The report also pointed to 30.4 percent of children under the age of 18 being at risk of poverty or social exclusion, compared to the EU’s average of 27 percent. In the 18 to 64 years old age group the percentage reached 31.7 percent, compared to 24.3 in the EU, while in the senior citizen category the figure stood at 29.3 percent, compared to the EU average of 20.5 percent.
Education was a pivotal factor when determining the risk of poverty the report showed: Children whose parents had a low level of education faced a 50.2 percent risk of poverty, compared to the 49.2 percent average in the European Union.
Children whose parents had a medium level of education had a 28.7 percent poverty risk, compared to the EU average of 22.4 percent, while children whose parents had acquired a high level of education faced a 7.9 percentage of risk of poverty, compared to the EU’s 7.5 percent.

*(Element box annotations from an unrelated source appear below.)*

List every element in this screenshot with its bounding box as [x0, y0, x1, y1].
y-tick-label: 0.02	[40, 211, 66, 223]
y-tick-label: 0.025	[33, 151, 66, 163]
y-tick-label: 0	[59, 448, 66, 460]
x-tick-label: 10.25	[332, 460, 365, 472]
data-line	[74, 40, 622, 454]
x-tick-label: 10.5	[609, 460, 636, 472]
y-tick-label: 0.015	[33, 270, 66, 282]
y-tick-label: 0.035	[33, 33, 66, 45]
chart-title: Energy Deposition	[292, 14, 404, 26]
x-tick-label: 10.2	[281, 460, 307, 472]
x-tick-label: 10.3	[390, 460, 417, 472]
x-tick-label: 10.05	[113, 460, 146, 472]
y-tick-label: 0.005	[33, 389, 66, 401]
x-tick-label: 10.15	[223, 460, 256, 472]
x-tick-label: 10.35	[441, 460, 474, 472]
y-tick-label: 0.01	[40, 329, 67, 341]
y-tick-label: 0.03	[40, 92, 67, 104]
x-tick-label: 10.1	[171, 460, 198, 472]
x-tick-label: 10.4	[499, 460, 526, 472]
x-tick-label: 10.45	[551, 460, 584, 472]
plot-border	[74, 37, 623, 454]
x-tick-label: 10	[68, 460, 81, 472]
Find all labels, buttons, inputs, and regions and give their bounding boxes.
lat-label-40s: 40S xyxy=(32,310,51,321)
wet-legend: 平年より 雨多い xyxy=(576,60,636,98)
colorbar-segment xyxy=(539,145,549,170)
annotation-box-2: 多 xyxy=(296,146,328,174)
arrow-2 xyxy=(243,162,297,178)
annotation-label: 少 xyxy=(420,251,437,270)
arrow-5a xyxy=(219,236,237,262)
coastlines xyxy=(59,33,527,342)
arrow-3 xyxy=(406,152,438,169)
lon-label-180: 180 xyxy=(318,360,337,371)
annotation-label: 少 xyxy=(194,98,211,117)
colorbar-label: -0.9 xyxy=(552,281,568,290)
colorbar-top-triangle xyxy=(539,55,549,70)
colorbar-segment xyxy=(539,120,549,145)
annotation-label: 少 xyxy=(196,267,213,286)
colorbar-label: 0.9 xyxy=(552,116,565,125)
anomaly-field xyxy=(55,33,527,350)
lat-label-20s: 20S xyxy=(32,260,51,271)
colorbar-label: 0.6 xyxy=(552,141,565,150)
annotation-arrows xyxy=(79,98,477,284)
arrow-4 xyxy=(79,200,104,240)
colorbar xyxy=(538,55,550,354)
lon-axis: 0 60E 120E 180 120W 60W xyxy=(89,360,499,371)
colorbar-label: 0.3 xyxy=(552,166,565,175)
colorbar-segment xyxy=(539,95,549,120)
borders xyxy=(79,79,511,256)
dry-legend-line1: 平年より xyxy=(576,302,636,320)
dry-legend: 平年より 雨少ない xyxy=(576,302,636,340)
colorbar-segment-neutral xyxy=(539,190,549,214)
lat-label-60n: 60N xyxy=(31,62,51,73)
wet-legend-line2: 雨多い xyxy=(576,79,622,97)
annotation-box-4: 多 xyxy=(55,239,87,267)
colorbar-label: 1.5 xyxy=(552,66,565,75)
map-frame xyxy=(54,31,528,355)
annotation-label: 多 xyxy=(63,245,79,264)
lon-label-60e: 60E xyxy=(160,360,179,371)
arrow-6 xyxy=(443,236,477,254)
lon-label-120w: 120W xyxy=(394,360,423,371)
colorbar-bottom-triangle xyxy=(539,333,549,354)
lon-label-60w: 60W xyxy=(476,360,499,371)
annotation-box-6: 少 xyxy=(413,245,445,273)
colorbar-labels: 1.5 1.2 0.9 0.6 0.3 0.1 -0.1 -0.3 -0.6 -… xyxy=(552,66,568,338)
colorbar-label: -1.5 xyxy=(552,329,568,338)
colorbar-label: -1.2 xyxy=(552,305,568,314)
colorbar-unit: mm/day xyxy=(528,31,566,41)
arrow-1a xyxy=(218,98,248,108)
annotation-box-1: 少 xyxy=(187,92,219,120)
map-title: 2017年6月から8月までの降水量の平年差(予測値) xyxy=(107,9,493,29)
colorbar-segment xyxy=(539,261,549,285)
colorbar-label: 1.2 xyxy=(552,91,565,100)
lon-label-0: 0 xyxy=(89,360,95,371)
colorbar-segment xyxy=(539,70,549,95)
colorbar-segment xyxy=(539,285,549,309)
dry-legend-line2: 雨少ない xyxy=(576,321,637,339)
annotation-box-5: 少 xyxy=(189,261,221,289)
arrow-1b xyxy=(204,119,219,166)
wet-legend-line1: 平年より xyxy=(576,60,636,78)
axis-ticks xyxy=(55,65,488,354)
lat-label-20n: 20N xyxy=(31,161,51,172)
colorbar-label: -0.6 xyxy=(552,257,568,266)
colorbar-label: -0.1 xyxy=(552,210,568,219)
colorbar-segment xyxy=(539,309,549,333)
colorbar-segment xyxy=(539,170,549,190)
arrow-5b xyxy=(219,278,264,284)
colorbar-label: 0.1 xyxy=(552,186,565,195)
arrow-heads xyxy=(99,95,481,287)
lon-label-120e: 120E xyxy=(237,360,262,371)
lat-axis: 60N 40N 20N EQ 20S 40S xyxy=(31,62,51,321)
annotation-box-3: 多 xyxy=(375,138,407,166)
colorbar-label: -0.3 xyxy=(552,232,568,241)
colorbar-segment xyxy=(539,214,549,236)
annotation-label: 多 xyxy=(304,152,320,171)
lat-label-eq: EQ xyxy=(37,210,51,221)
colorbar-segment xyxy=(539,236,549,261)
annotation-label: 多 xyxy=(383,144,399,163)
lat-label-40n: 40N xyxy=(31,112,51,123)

Austerity measures have worsened the country’s recession, now in its sixth year, and created a record 27 percent unemployment, some 67.1 percent for those under 25, and put nearly 1.35 million people out of work. That coincides with rising rates of homelessness and suicide. The government has almost no programs to help the poor, leaving it to NGO’s and the Greek Orthodox Church to set up soup kitchens and medical clinics to help them.
The uneasy coalition government led by Prime Minister Antonis Samaras, the New Democracy Conservative party leader, has yet to act on promises to pass legislation allowing Greeks who can’t pay their bills and loans because of pay cuts of 30-40 percent to restructure them while his party and the rival PASOK Socialists owe banks some 250 million euros ($326.2 million) and haven’t paid.